Re: Nardil plus Phenylethylamine (PEA) » Ron Hill

Posted by SLS on March 19, 2008, at 5:05:43

In reply to Re: Nardil plus Phenylethylamine (PEA) » Carlton, posted by Ron Hill on March 18, 2008, at 23:37:25

> 300 mg/day Trileptal (Note: Trileptal is my antimanic med. If I get hypomanic, I jump it up to 600 or 900.)
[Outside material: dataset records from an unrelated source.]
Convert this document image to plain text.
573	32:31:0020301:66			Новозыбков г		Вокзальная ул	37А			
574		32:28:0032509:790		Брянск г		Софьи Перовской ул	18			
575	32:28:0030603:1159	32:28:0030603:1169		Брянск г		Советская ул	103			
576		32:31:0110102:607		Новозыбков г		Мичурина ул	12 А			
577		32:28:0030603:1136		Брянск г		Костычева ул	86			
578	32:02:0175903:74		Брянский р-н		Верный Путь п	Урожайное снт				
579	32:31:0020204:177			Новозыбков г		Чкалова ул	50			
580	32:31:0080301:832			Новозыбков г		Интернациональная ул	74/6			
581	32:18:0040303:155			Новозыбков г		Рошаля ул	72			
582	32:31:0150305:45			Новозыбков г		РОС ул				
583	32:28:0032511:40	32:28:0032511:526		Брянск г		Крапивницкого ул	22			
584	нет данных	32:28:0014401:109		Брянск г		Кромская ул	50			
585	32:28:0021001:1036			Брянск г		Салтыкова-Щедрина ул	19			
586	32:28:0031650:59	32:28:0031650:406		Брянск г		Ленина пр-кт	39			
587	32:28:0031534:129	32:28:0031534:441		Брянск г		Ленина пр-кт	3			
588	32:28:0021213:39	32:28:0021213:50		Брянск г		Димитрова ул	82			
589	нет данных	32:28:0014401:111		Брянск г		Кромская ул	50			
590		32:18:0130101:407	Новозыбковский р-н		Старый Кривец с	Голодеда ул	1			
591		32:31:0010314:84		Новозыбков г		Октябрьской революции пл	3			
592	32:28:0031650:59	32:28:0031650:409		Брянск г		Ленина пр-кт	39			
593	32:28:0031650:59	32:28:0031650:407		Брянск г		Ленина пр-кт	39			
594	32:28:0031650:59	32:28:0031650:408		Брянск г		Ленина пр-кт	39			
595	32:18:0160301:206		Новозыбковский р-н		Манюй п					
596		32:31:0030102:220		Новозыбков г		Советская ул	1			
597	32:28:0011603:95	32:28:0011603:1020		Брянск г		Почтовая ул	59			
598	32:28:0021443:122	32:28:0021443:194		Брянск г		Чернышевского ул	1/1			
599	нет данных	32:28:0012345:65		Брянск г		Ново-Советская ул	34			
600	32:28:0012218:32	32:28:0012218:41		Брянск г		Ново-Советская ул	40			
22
My knee-jerk reaction to this is that it is the worst thing you can do with this medication. Pulsing any psychotropic is considered counterproductive and often yields treatment-resistance. Perhaps more important is that allowing the mania to appear at all just reinforcing the cycle. After mania comes depression. Stop the mania, and you might also avoid the depressive rebound that occurs during a switch from mania to depression. Since Trileptal is so useful to you episodically, it might act to penetrate your cycle and prevent mood swings if used chronically. It very often takes 6 months or longer for mood-stabilizer treatment to effect a significant reduction of ultra-rapid cycling.

Great post, by the way.


- Scott

 

Re: Nardil plus Phenylethylamine (PEA) » Ron Hill

Posted by carlton on March 19, 2008, at 11:57:08

In reply to Re: Nardil plus Phenylethylamine (PEA) » Carlton, posted by Ron Hill on March 18, 2008, at 23:37:25

Ron,

Thanks for your post. Very informative.
Instead of nifedipine, doc prescribed clonidine to be used only in event of hypertensive crisis.

I am taking

Provigil 100mg
Lunesta 2 mg (night time)
Nardil 60mg
Multi-vitamin
Fish Oil 4 grams

 

Re: Nardil plus Phenylethylamine (PEA)

Posted by undopaminergic on March 19, 2008, at 14:51:37

In reply to Re: Nardil plus Phenylethylamine (PEA) » Carlton, posted by Ron Hill on March 18, 2008, at 23:37:25

>
> > And, secondly, has anyone tried to supplement Phenelzine (nardil) with PEA or DLPA (DL-phenylalanine).
>
> PEA, yes. But, there is no way in heck that I would try adding DLPA or LPA to Nardil because I deem it way too risky.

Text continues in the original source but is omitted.